I’m pretty surprised y’all haven’t done a Forrest Gump episode. There’s a ton of characters that could be interesting to look at like Forest himself, Jenny, and Lit. Dan. Plus I assume Jono would have a lot to say for that couples therapy. And it’s a great film in general so there’d be great stuff for Alan to get into.
needs more likes, I'd love an episode on forrest gump, since Jenny's character imo is still heavily misunderstood to this day
The sequel highlight so well about them as a couple and about why his love for Fiona is so special along with Fiona the whole movie about that is timeless.
can you do "the nightmare before christmas".Love your videos by the way
“I love you daddy” I’m so glad I’m not the only person that’s cracks up at this.
My favorite line from the first movie was when Fiona says that she thought she'd be beautiful. Then Shrek says "You are beautiful!"
I absolutely love how you validate the fact that some people need to use violence to get aggression out but there are constructive ways without hurting anyone that you can be violent.
Thank you for rewinding and including both. Love this channel.

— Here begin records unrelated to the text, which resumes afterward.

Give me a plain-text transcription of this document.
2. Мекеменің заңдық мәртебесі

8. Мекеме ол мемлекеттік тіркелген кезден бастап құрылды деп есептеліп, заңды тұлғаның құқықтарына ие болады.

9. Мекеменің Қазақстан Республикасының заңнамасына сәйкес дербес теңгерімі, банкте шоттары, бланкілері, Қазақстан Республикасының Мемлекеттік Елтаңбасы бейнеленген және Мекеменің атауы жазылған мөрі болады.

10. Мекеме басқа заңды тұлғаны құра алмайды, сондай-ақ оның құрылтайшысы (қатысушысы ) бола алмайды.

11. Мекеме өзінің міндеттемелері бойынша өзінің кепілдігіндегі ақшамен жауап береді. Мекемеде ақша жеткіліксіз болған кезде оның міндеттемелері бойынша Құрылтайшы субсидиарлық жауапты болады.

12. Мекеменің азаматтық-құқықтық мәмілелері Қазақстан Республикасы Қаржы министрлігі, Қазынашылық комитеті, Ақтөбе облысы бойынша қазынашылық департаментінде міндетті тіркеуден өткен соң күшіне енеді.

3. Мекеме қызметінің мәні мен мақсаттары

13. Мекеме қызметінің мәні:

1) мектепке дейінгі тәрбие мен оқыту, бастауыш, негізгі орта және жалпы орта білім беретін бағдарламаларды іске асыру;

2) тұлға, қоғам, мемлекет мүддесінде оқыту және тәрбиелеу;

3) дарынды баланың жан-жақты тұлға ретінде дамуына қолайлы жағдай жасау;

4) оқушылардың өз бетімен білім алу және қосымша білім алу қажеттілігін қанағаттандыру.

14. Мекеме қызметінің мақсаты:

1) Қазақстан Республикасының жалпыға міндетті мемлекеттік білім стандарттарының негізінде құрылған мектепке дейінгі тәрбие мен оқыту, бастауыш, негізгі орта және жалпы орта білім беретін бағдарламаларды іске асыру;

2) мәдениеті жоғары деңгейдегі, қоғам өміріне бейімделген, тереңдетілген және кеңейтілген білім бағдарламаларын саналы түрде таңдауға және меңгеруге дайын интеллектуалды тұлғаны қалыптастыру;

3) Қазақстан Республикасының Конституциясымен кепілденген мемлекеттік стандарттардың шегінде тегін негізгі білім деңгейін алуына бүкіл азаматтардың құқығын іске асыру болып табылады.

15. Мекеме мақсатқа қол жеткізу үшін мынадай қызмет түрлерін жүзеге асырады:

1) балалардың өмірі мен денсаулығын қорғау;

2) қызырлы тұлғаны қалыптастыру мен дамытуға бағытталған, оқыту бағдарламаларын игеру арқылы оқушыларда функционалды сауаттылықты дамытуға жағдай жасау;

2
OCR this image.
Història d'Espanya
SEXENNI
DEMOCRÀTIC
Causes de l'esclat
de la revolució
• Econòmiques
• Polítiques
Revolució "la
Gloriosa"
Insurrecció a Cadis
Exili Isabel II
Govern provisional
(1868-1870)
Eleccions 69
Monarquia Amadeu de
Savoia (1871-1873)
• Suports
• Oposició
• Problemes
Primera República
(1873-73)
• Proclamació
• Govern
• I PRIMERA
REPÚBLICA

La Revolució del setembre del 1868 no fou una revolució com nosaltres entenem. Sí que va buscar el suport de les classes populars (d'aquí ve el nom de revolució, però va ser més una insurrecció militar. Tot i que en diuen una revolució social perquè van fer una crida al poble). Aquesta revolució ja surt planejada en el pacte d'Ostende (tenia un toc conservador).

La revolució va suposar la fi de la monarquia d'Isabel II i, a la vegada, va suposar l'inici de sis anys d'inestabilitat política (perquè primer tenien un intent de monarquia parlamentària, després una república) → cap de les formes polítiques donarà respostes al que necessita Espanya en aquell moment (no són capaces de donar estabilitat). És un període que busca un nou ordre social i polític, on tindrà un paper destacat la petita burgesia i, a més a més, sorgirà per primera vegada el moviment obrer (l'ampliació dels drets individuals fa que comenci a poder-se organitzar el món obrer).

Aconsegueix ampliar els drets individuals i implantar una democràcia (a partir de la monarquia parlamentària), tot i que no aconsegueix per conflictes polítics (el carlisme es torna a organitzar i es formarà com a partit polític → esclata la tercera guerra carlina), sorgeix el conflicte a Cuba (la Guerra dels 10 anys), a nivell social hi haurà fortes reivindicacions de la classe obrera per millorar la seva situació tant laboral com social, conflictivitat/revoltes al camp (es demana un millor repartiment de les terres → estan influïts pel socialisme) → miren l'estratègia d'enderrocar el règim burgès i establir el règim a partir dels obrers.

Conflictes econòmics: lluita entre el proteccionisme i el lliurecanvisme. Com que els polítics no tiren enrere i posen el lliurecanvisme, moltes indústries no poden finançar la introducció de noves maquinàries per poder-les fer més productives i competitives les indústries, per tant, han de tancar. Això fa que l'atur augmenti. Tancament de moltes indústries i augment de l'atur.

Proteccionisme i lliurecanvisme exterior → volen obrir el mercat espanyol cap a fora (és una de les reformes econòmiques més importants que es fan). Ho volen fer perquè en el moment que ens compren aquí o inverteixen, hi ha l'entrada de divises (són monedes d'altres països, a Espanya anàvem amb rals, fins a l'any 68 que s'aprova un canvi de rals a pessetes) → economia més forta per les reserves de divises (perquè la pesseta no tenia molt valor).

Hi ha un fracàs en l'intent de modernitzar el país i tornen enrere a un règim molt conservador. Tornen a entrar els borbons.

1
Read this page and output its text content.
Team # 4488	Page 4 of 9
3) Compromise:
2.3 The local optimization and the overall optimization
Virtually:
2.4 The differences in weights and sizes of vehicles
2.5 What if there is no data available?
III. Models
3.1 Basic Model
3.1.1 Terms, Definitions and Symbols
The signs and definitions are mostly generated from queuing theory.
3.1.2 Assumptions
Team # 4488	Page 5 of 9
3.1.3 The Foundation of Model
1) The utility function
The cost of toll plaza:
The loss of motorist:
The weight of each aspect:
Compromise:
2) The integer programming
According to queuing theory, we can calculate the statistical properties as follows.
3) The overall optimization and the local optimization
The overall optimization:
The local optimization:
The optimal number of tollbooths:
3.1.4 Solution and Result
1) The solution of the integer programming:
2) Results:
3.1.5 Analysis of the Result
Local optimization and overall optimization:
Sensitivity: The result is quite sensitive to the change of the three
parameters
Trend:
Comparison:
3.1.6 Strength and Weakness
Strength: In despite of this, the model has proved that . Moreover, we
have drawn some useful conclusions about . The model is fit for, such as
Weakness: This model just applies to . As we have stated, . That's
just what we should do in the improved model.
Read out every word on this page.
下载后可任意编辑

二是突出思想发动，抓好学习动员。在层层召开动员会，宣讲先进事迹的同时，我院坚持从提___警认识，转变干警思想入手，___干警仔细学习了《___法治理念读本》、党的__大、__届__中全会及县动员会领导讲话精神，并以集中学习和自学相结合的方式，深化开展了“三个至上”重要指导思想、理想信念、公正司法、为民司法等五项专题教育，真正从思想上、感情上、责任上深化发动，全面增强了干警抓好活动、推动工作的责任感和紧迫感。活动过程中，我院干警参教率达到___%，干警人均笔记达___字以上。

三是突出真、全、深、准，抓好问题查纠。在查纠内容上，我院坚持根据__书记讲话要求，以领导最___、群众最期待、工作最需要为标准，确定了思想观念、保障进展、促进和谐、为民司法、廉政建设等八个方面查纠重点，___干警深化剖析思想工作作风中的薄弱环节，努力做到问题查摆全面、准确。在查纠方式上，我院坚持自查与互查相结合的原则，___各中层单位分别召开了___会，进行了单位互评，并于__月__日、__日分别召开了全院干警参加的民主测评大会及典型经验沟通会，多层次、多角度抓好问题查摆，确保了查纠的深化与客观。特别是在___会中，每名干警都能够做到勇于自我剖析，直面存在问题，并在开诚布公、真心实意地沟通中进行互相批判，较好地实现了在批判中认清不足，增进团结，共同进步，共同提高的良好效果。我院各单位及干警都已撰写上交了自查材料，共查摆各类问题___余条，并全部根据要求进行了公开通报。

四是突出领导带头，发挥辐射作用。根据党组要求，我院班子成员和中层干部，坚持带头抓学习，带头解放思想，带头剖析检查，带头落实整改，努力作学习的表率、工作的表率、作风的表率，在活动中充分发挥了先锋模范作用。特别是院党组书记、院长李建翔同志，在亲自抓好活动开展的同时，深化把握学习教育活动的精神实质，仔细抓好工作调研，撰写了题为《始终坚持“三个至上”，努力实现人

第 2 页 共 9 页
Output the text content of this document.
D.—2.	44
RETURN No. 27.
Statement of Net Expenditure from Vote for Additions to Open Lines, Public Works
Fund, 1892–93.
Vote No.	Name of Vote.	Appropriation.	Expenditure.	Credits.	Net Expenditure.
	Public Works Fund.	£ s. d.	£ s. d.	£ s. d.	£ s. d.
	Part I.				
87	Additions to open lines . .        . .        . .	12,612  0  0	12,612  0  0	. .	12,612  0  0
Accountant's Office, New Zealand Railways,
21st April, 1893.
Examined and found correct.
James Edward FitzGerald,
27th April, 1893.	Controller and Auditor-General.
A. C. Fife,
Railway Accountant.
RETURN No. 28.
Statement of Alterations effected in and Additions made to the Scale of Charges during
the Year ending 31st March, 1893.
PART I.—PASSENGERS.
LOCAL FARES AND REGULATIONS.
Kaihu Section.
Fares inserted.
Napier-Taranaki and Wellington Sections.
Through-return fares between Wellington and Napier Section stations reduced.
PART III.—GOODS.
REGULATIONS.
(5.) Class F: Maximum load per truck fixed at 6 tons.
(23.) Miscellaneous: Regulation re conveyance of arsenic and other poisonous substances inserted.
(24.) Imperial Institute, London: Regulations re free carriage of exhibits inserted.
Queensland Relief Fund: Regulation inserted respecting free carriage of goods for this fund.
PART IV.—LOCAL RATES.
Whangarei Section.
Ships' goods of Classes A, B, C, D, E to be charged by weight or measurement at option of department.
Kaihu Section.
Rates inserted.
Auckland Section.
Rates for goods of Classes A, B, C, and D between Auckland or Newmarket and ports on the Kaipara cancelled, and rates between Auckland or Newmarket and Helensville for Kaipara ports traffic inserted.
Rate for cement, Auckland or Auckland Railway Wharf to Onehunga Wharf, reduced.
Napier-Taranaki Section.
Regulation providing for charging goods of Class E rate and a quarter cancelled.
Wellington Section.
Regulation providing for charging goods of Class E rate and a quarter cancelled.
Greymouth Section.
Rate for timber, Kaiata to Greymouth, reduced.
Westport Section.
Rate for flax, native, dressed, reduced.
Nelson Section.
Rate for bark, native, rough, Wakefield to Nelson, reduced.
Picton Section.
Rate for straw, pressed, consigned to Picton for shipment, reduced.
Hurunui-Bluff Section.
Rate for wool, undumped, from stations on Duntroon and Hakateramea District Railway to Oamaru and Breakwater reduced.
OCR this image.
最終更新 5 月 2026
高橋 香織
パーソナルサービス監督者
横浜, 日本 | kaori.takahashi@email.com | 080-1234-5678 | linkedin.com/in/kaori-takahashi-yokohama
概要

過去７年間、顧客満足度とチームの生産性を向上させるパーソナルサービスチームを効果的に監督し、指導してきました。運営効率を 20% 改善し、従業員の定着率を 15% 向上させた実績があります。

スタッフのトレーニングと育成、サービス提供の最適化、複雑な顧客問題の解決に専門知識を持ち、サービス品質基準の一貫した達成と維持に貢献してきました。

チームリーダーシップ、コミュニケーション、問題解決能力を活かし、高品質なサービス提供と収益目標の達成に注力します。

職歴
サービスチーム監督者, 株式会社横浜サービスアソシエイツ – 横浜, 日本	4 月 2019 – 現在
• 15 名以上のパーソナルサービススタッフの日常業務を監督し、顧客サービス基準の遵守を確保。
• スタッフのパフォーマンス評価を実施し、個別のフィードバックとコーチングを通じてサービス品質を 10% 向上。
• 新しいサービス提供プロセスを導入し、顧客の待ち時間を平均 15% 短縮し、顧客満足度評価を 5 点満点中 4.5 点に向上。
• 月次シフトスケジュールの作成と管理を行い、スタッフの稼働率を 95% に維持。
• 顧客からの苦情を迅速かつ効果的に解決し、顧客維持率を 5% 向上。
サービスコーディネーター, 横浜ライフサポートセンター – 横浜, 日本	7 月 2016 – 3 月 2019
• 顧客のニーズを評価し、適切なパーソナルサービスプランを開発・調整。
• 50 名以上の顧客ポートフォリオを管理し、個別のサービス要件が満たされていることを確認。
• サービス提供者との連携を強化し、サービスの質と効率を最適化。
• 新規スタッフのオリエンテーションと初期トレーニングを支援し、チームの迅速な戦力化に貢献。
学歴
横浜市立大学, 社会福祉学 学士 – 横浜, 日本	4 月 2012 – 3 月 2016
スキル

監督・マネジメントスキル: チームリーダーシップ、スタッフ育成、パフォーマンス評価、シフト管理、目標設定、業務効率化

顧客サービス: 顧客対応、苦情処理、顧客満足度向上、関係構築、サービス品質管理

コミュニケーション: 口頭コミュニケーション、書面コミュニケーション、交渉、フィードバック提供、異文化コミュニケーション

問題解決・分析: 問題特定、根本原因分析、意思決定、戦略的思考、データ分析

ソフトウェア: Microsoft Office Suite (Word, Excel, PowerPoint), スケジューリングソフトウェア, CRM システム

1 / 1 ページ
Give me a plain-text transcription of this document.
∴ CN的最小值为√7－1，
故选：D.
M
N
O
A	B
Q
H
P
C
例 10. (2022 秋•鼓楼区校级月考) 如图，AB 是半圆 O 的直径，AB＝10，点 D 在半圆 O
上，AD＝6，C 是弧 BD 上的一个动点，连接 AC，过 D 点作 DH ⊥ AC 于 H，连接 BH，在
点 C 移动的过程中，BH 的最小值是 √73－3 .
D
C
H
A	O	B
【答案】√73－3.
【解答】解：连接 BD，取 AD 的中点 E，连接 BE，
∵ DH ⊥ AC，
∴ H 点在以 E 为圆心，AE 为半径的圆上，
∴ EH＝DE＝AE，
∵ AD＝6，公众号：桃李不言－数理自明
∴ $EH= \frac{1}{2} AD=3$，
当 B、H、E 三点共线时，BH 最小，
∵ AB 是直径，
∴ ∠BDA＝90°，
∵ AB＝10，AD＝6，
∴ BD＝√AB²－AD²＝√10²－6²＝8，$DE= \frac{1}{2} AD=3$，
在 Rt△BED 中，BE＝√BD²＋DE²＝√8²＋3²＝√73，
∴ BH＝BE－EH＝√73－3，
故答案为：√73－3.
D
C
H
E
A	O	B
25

Our pleasure! Thanks for watching!
17:09 watching you guys laugh so wholeheartedly brings me such joy😂😂😂💕
I think you guys should look at Superman and Lois in the latest show. I think they do a good job in terms of writing but also how a healthy couple deals with impossible situations where no one is in the wrong but can feel hurt from situations and actually talk it out
What’s amazing about the dinner scene is if you look really closely, you can see Harold and Shrek’s eyes twitching before they grab the pig so show how angry they are. That was a hilarious and amazingly implemented detail I think a lot of people may have missed when first watching it.